Soos grinned and walked over to Mabel.
"Great planning," he complimented, "One-liner needs a bit of work..."
"Very, very nice," the voice of Mother Summer complimented.
"Passable," muttered Mother Winter.
Mabel smiled and bowed.
"Even if you had failed, it doesn't matter," said Mother Winter. "We're out of time. You need to start moving. Otherwise I'd make you keep trying for another fifty or so years, get it down properly."
"So we've done it?" asked Mabel. "We can leave now?"
"It's time for you to leave our company, Mabel," replied Mother Summer. "The Morrigan awaits. We wish you good luck..."
"You are really going to need it," added Mother Winter.
The world around them began to melt away like wet paint. Mabel looked down at her hands – what looked like paint was running off them, revealing her normal skin underneath. Then there was a flash, and everything went white.
The driver slid his train into the station, easing it to a gracefully lurching stop. He hadn't seen anyone on the platform when he arrived, so he opened the doors to let passengers get off and opened the cabin to go have a quick smoke.
He came face-to-face with a tall man in a fireman's jacket, who waved at him and said, "cysgith."
The driver fell asleep. Sam took a moment to give him a few pleasant dreams to make up for the career he was about to ruin, then wedged the cabin door open and heaved the driver over to the platform where Wendy and Dipper were waiting.
"Wendy, help me with this guy, would ya?" he asked. "He weighs a ton."
After manhandling the driver onto a platform seat (under one of Sam's invisibility 'Veils') the three snuck into the cabin and sealed the doors.
"Anyone else in this carriage, Dip?" asked Wendy.
"All clear."
Sam nodded and walked over to a closet at the back of the cab. He opened it and pulled a hydraulic switch. There was a hissing noise as the first carriage was decoupled from the others.
"Really hope this train was terminating here, or some people are going to be very upset," mused Dipper.
"They'll live," shrugged Sam, "Alright, let's get this show on the road." He opened the throttle and blasted the horn. The train began to roll out of the platform.
"Wow, subtle," said Wendy, crossing her arms.
"Come on, Wendy, it's a train horn!" exclaimed Sam, gleefully, "When am I gonna get a chance to do this again?" He punched the air.
"Uh, Number 271, this is control, what exactly is going on there?" a voice blared from the radio.
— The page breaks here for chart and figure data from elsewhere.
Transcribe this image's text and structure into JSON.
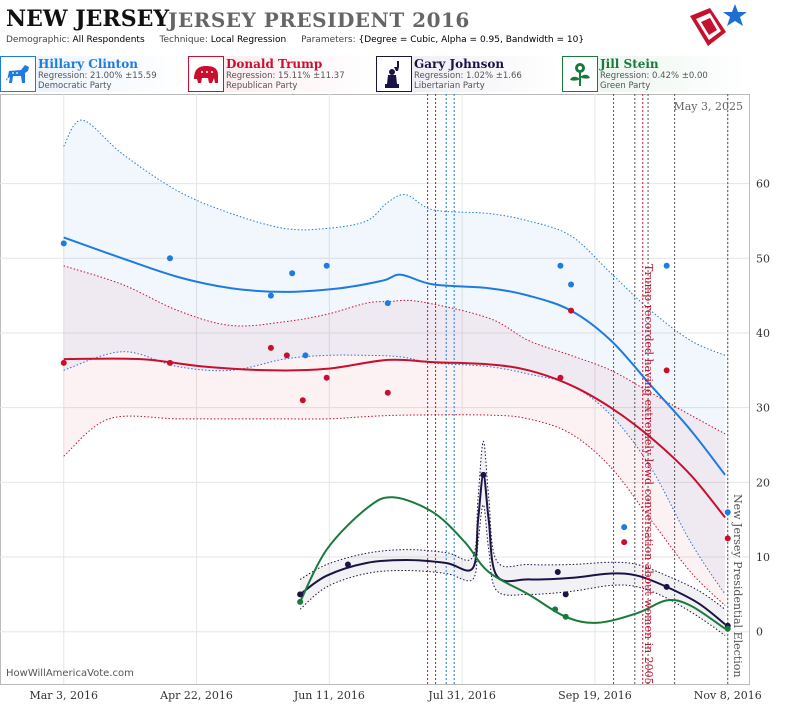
{
  "header": {
    "state": "NEW JERSEY",
    "race": "JERSEY PRESIDENT 2016",
    "demographic_label": "Demographic:",
    "demographic_value": "All Respondents",
    "technique_label": "Technique:",
    "technique_value": "Local Regression",
    "parameters_label": "Parameters:",
    "parameters_value": "{Degree = Cubic, Alpha = 0.95, Bandwidth = 10}"
  },
  "logo": {
    "icon": "star-flag-logo-icon",
    "colors": {
      "red": "#c8102e",
      "blue": "#1f6fd1"
    }
  },
  "candidates": [
    {
      "name": "Hillary Clinton",
      "regression": "Regression: 21.00% ±15.59",
      "party": "Democratic Party",
      "color": "#1e7be0",
      "icon": "donkey-icon"
    },
    {
      "name": "Donald Trump",
      "regression": "Regression: 15.11% ±11.37",
      "party": "Republican Party",
      "color": "#c8102e",
      "icon": "elephant-icon"
    },
    {
      "name": "Gary Johnson",
      "regression": "Regression: 1.02% ±1.66",
      "party": "Libertarian Party",
      "color": "#1a1446",
      "icon": "liberty-statue-icon"
    },
    {
      "name": "Jill Stein",
      "regression": "Regression: 0.42% ±0.00",
      "party": "Green Party",
      "color": "#1a7a3c",
      "icon": "rose-flower-icon"
    }
  ],
  "date_stamp": "May 3, 2025",
  "source": "HowWillAmericaVote.com",
  "chart_data": {
    "type": "line",
    "x_axis": {
      "type": "date",
      "min": "2016-02-08",
      "max": "2016-11-16",
      "ticks": [
        "Mar 3, 2016",
        "Apr 22, 2016",
        "Jun 11, 2016",
        "Jul 31, 2016",
        "Sep 19, 2016",
        "Nov 8, 2016"
      ],
      "tick_dates": [
        "2016-03-03",
        "2016-04-22",
        "2016-06-11",
        "2016-07-31",
        "2016-09-19",
        "2016-11-08"
      ]
    },
    "y_axis": {
      "min": -7,
      "max": 72,
      "ticks": [
        0,
        10,
        20,
        30,
        40,
        50,
        60
      ],
      "position": "right"
    },
    "grid": true,
    "annotations": [
      {
        "date": "2016-10-07",
        "text": "Trump recorded having extremely lewd conversation about women in 2005",
        "color": "#c8102e"
      },
      {
        "date": "2016-11-08",
        "text": "New Jersey Presidential Election",
        "color": "#555555"
      }
    ],
    "event_lines": [
      {
        "date": "2016-07-18",
        "color": "#c8102e"
      },
      {
        "date": "2016-07-21",
        "color": "#c8102e"
      },
      {
        "date": "2016-07-25",
        "color": "#1e7be0"
      },
      {
        "date": "2016-07-28",
        "color": "#1e7be0"
      },
      {
        "date": "2016-09-26",
        "color": "#555555"
      },
      {
        "date": "2016-10-04",
        "color": "#555555"
      },
      {
        "date": "2016-10-09",
        "color": "#555555"
      },
      {
        "date": "2016-10-19",
        "color": "#555555"
      }
    ],
    "series": [
      {
        "name": "Hillary Clinton",
        "color": "#1e7be0",
        "points": [
          [
            "2016-03-03",
            52
          ],
          [
            "2016-04-12",
            50
          ],
          [
            "2016-05-20",
            45
          ],
          [
            "2016-05-28",
            48
          ],
          [
            "2016-06-02",
            37
          ],
          [
            "2016-06-10",
            49
          ],
          [
            "2016-07-03",
            44
          ],
          [
            "2016-09-06",
            49
          ],
          [
            "2016-09-10",
            46.5
          ],
          [
            "2016-09-30",
            14
          ],
          [
            "2016-10-16",
            49
          ],
          [
            "2016-11-08",
            16
          ]
        ],
        "trend": [
          [
            "2016-03-03",
            52.8
          ],
          [
            "2016-03-25",
            50
          ],
          [
            "2016-04-15",
            47.5
          ],
          [
            "2016-05-05",
            46
          ],
          [
            "2016-05-25",
            45.5
          ],
          [
            "2016-06-15",
            46
          ],
          [
            "2016-07-01",
            47
          ],
          [
            "2016-07-08",
            47.8
          ],
          [
            "2016-07-20",
            46.5
          ],
          [
            "2016-08-10",
            46
          ],
          [
            "2016-08-25",
            45
          ],
          [
            "2016-09-10",
            43
          ],
          [
            "2016-09-25",
            39
          ],
          [
            "2016-10-10",
            33
          ],
          [
            "2016-10-25",
            27
          ],
          [
            "2016-11-07",
            21
          ]
        ],
        "upper": [
          [
            "2016-03-03",
            65
          ],
          [
            "2016-03-10",
            68.5
          ],
          [
            "2016-03-25",
            64
          ],
          [
            "2016-04-15",
            59
          ],
          [
            "2016-05-05",
            56
          ],
          [
            "2016-05-25",
            54
          ],
          [
            "2016-06-10",
            54
          ],
          [
            "2016-06-25",
            55
          ],
          [
            "2016-07-03",
            57.5
          ],
          [
            "2016-07-10",
            58.5
          ],
          [
            "2016-07-20",
            56.5
          ],
          [
            "2016-08-10",
            56
          ],
          [
            "2016-08-25",
            55
          ],
          [
            "2016-09-10",
            53
          ],
          [
            "2016-09-25",
            48
          ],
          [
            "2016-10-10",
            43
          ],
          [
            "2016-10-25",
            39
          ],
          [
            "2016-11-07",
            37
          ]
        ],
        "lower": [
          [
            "2016-03-03",
            35
          ],
          [
            "2016-03-25",
            37.5
          ],
          [
            "2016-04-15",
            35.5
          ],
          [
            "2016-05-05",
            35
          ],
          [
            "2016-05-25",
            36.5
          ],
          [
            "2016-06-10",
            37
          ],
          [
            "2016-06-25",
            37
          ],
          [
            "2016-07-08",
            36.8
          ],
          [
            "2016-07-20",
            36
          ],
          [
            "2016-08-10",
            35.5
          ],
          [
            "2016-08-25",
            34.5
          ],
          [
            "2016-09-10",
            33
          ],
          [
            "2016-09-25",
            29
          ],
          [
            "2016-10-10",
            22
          ],
          [
            "2016-10-25",
            12
          ],
          [
            "2016-11-07",
            5
          ]
        ]
      },
      {
        "name": "Donald Trump",
        "color": "#c8102e",
        "points": [
          [
            "2016-03-03",
            36
          ],
          [
            "2016-04-12",
            36
          ],
          [
            "2016-05-20",
            38
          ],
          [
            "2016-05-26",
            37
          ],
          [
            "2016-06-01",
            31
          ],
          [
            "2016-06-10",
            34
          ],
          [
            "2016-07-03",
            32
          ],
          [
            "2016-09-06",
            34
          ],
          [
            "2016-09-10",
            43
          ],
          [
            "2016-09-30",
            12
          ],
          [
            "2016-10-16",
            35
          ],
          [
            "2016-11-08",
            12.5
          ]
        ],
        "trend": [
          [
            "2016-03-03",
            36.5
          ],
          [
            "2016-04-01",
            36.5
          ],
          [
            "2016-04-25",
            35.5
          ],
          [
            "2016-05-20",
            35
          ],
          [
            "2016-06-10",
            35.2
          ],
          [
            "2016-07-03",
            36.4
          ],
          [
            "2016-07-20",
            36.1
          ],
          [
            "2016-08-10",
            35.8
          ],
          [
            "2016-08-25",
            35
          ],
          [
            "2016-09-10",
            33
          ],
          [
            "2016-09-25",
            30
          ],
          [
            "2016-10-10",
            26
          ],
          [
            "2016-10-25",
            21
          ],
          [
            "2016-11-07",
            15.3
          ]
        ],
        "upper": [
          [
            "2016-03-03",
            49
          ],
          [
            "2016-03-25",
            46.5
          ],
          [
            "2016-04-15",
            43
          ],
          [
            "2016-05-05",
            41
          ],
          [
            "2016-05-25",
            41.5
          ],
          [
            "2016-06-10",
            42.5
          ],
          [
            "2016-06-25",
            44
          ],
          [
            "2016-07-03",
            44.2
          ],
          [
            "2016-07-15",
            44.2
          ],
          [
            "2016-08-10",
            42
          ],
          [
            "2016-08-25",
            39
          ],
          [
            "2016-09-10",
            37
          ],
          [
            "2016-09-25",
            35
          ],
          [
            "2016-10-10",
            32
          ],
          [
            "2016-10-25",
            29
          ],
          [
            "2016-11-07",
            26.5
          ]
        ],
        "lower": [
          [
            "2016-03-03",
            23.5
          ],
          [
            "2016-03-20",
            28.5
          ],
          [
            "2016-04-15",
            28.5
          ],
          [
            "2016-05-05",
            28.5
          ],
          [
            "2016-05-25",
            28.5
          ],
          [
            "2016-06-10",
            28.5
          ],
          [
            "2016-06-25",
            28.8
          ],
          [
            "2016-07-10",
            29
          ],
          [
            "2016-08-10",
            29
          ],
          [
            "2016-08-25",
            28.5
          ],
          [
            "2016-09-10",
            26.5
          ],
          [
            "2016-09-25",
            22
          ],
          [
            "2016-10-10",
            15
          ],
          [
            "2016-10-25",
            8
          ],
          [
            "2016-11-07",
            3.5
          ]
        ]
      },
      {
        "name": "Gary Johnson",
        "color": "#1a1446",
        "points": [
          [
            "2016-05-31",
            5
          ],
          [
            "2016-06-18",
            9
          ],
          [
            "2016-08-08",
            21
          ],
          [
            "2016-09-05",
            8
          ],
          [
            "2016-09-08",
            5
          ],
          [
            "2016-10-16",
            6
          ],
          [
            "2016-11-08",
            0.8
          ]
        ],
        "trend": [
          [
            "2016-05-31",
            5
          ],
          [
            "2016-06-10",
            7.5
          ],
          [
            "2016-06-25",
            9.2
          ],
          [
            "2016-07-10",
            9.6
          ],
          [
            "2016-07-25",
            9.2
          ],
          [
            "2016-08-04",
            8.5
          ],
          [
            "2016-08-06",
            15
          ],
          [
            "2016-08-08",
            21
          ],
          [
            "2016-08-10",
            15
          ],
          [
            "2016-08-13",
            7.5
          ],
          [
            "2016-08-25",
            7
          ],
          [
            "2016-09-10",
            7.2
          ],
          [
            "2016-09-25",
            7.8
          ],
          [
            "2016-10-05",
            7.5
          ],
          [
            "2016-10-16",
            6
          ],
          [
            "2016-10-28",
            3.8
          ],
          [
            "2016-11-07",
            1
          ]
        ],
        "upper": [
          [
            "2016-05-31",
            7
          ],
          [
            "2016-06-10",
            9
          ],
          [
            "2016-06-25",
            10.5
          ],
          [
            "2016-07-10",
            11
          ],
          [
            "2016-07-25",
            10.6
          ],
          [
            "2016-08-04",
            10
          ],
          [
            "2016-08-06",
            18
          ],
          [
            "2016-08-08",
            25.5
          ],
          [
            "2016-08-10",
            18
          ],
          [
            "2016-08-13",
            9.5
          ],
          [
            "2016-08-25",
            9
          ],
          [
            "2016-09-10",
            9
          ],
          [
            "2016-09-25",
            9.3
          ],
          [
            "2016-10-05",
            9
          ],
          [
            "2016-10-16",
            7.5
          ],
          [
            "2016-10-28",
            5.5
          ],
          [
            "2016-11-07",
            3
          ]
        ],
        "lower": [
          [
            "2016-05-31",
            3
          ],
          [
            "2016-06-10",
            6
          ],
          [
            "2016-06-25",
            7.8
          ],
          [
            "2016-07-10",
            8.2
          ],
          [
            "2016-07-25",
            7.8
          ],
          [
            "2016-08-04",
            7
          ],
          [
            "2016-08-06",
            12
          ],
          [
            "2016-08-08",
            17
          ],
          [
            "2016-08-10",
            11
          ],
          [
            "2016-08-13",
            5.5
          ],
          [
            "2016-08-25",
            5
          ],
          [
            "2016-09-10",
            5.4
          ],
          [
            "2016-09-25",
            6.2
          ],
          [
            "2016-10-05",
            6
          ],
          [
            "2016-10-16",
            4.5
          ],
          [
            "2016-10-28",
            2
          ],
          [
            "2016-11-07",
            -0.5
          ]
        ]
      },
      {
        "name": "Jill Stein",
        "color": "#1a7a3c",
        "points": [
          [
            "2016-05-31",
            4
          ],
          [
            "2016-09-04",
            3
          ],
          [
            "2016-09-08",
            2
          ],
          [
            "2016-11-08",
            0.4
          ]
        ],
        "trend": [
          [
            "2016-05-31",
            4
          ],
          [
            "2016-06-10",
            11
          ],
          [
            "2016-06-25",
            16.5
          ],
          [
            "2016-07-05",
            18
          ],
          [
            "2016-07-20",
            16
          ],
          [
            "2016-08-01",
            12
          ],
          [
            "2016-08-10",
            8
          ],
          [
            "2016-08-25",
            5
          ],
          [
            "2016-09-08",
            2
          ],
          [
            "2016-09-20",
            1.2
          ],
          [
            "2016-10-05",
            2.5
          ],
          [
            "2016-10-16",
            4.2
          ],
          [
            "2016-10-25",
            3.5
          ],
          [
            "2016-11-07",
            0.4
          ]
        ]
      }
    ]
  }
}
"We stealing a train!" exclaimed Sam, blaring the horn again and giggling.
"271, halt the train immediately or you will be arrested, understood?"
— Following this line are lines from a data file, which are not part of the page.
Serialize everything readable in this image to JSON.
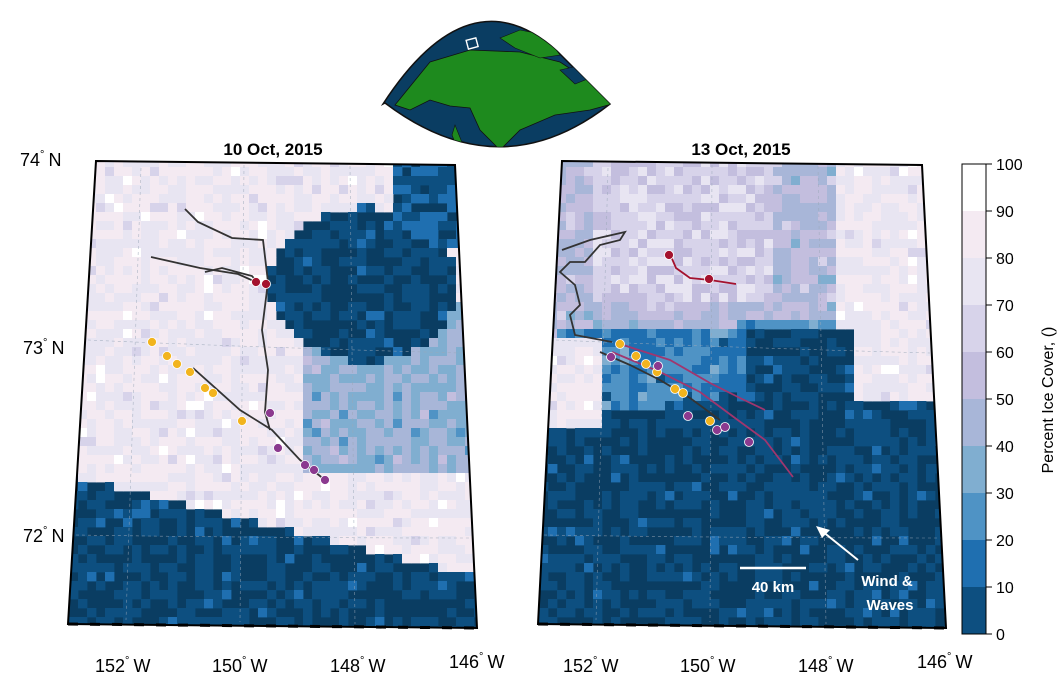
{
  "inset": {
    "name": "alaska-locator-inset"
  },
  "panels": [
    {
      "title": "10 Oct, 2015",
      "lat_labels": [
        {
          "deg": "74",
          "hemi": "N"
        },
        {
          "deg": "73",
          "hemi": "N"
        },
        {
          "deg": "72",
          "hemi": "N"
        }
      ],
      "lon_labels": [
        {
          "deg": "152",
          "hemi": "W"
        },
        {
          "deg": "150",
          "hemi": "W"
        },
        {
          "deg": "148",
          "hemi": "W"
        },
        {
          "deg": "146",
          "hemi": "W"
        }
      ]
    },
    {
      "title": "13 Oct, 2015",
      "lon_labels": [
        {
          "deg": "152",
          "hemi": "W"
        },
        {
          "deg": "150",
          "hemi": "W"
        },
        {
          "deg": "148",
          "hemi": "W"
        },
        {
          "deg": "146",
          "hemi": "W"
        }
      ],
      "scale_bar": "40 km",
      "annotation_line1": "Wind &",
      "annotation_line2": "Waves"
    }
  ],
  "colorbar": {
    "label": "Percent Ice Cover, ()",
    "ticks": [
      "100",
      "90",
      "80",
      "70",
      "60",
      "50",
      "40",
      "30",
      "20",
      "10",
      "0"
    ],
    "colors": [
      "#ffffff",
      "#f4eaf2",
      "#e8e5f2",
      "#d7d3ea",
      "#c3bede",
      "#a8b6d8",
      "#80aed0",
      "#4f93c5",
      "#1f6fb0",
      "#0d4f80",
      "#0a3d62"
    ]
  },
  "colors": {
    "water": "#0a3d62",
    "land": "#1e8a1e",
    "track": "#333333",
    "marker_yellow": "#f2b41e",
    "marker_purple": "#8b3a8f",
    "marker_red": "#a4122e"
  }
}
"I can't hear you over the sound of me stealing a train!" shouted Sam, followed by a burst of manic laughter.
Dipper and Wendy glanced at each other, somewhat concerned.
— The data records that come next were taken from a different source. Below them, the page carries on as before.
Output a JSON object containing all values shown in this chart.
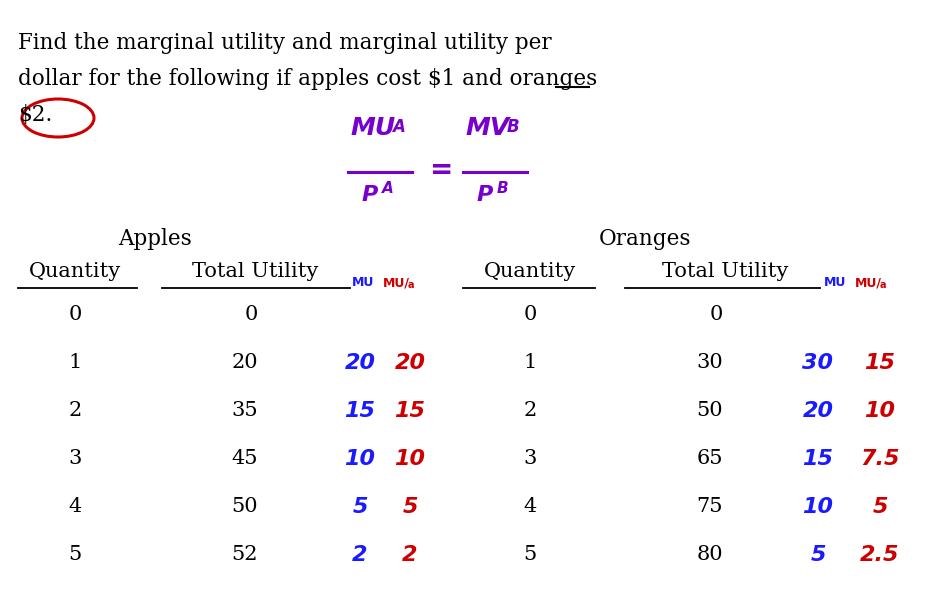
{
  "title_line1": "Find the marginal utility and marginal utility per",
  "title_line2": "dollar for the following if apples cost $1 and oranges",
  "title_line3": "$2.",
  "apples_header": "Apples",
  "oranges_header": "Oranges",
  "apple_qty": [
    0,
    1,
    2,
    3,
    4,
    5
  ],
  "apple_total_utility": [
    0,
    20,
    35,
    45,
    50,
    52
  ],
  "apple_mu": [
    "",
    "20",
    "15",
    "10",
    "5",
    "2"
  ],
  "apple_mu_per_dollar": [
    "",
    "20",
    "15",
    "10",
    "5",
    "2"
  ],
  "orange_qty": [
    0,
    1,
    2,
    3,
    4,
    5
  ],
  "orange_total_utility": [
    0,
    30,
    50,
    65,
    75,
    80
  ],
  "orange_mu": [
    "",
    "30",
    "20",
    "15",
    "10",
    "5"
  ],
  "orange_mu_per_dollar": [
    "",
    "15",
    "10",
    "7.5",
    "5",
    "2.5"
  ],
  "bg_color": "#ffffff",
  "text_color": "#000000",
  "blue_color": "#1a1aff",
  "red_color": "#cc0000",
  "purple_color": "#7700cc",
  "circle_color": "#cc0000",
  "fig_width": 9.33,
  "fig_height": 6.11,
  "dpi": 100
}
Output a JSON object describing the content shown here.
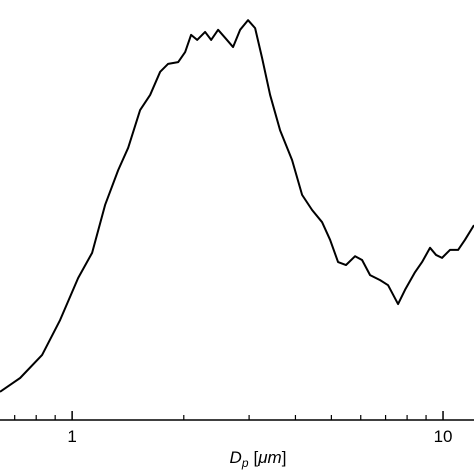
{
  "chart_data": {
    "type": "line",
    "x_label_parts": [
      "D",
      "p",
      "[",
      "μm",
      "]"
    ],
    "log_x": true,
    "xlim": [
      0.639,
      12.12
    ],
    "xticks": [
      1,
      10
    ],
    "xminorticks": [
      0.7,
      0.8,
      0.9,
      2,
      3,
      4,
      5,
      6,
      7,
      8,
      9
    ],
    "ylim": [
      0,
      1
    ],
    "color": "#000000",
    "x": [
      0.639,
      0.724,
      0.83,
      0.928,
      1.038,
      1.132,
      1.227,
      1.331,
      1.416,
      1.525,
      1.623,
      1.727,
      1.815,
      1.931,
      2.017,
      2.093,
      2.173,
      2.283,
      2.37,
      2.475,
      2.585,
      2.716,
      2.837,
      2.981,
      3.114,
      3.252,
      3.418,
      3.636,
      3.917,
      4.169,
      4.436,
      4.72,
      4.96,
      5.212,
      5.476,
      5.793,
      6.05,
      6.358,
      6.765,
      7.109,
      7.564,
      7.9,
      8.405,
      8.778,
      9.226,
      9.575,
      9.938,
      10.44,
      10.98,
      11.46,
      12.12
    ],
    "values": [
      0.067,
      0.1,
      0.155,
      0.238,
      0.338,
      0.398,
      0.512,
      0.595,
      0.648,
      0.738,
      0.774,
      0.829,
      0.848,
      0.852,
      0.876,
      0.917,
      0.905,
      0.924,
      0.905,
      0.929,
      0.91,
      0.888,
      0.929,
      0.952,
      0.933,
      0.862,
      0.774,
      0.69,
      0.619,
      0.536,
      0.5,
      0.471,
      0.429,
      0.376,
      0.369,
      0.39,
      0.381,
      0.345,
      0.333,
      0.321,
      0.276,
      0.31,
      0.352,
      0.376,
      0.41,
      0.393,
      0.386,
      0.405,
      0.405,
      0.429,
      0.464
    ]
  }
}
"271, we are now sending police after your train, we advise you do not resist."
"You'll never take me alive!" bellowed Sam. "Agorfa!"
Outside, a local farmer watched as the train passing by his paddock dived into the solid ground, vanishing from sight. He glanced at his can of beer. "Right," he said, throwing it away, "no more for me."
UJ'K CRR ZOGPVURR XLOQ VYLY.
AN: Grand theft locomotive, because when else are we going to get to do this?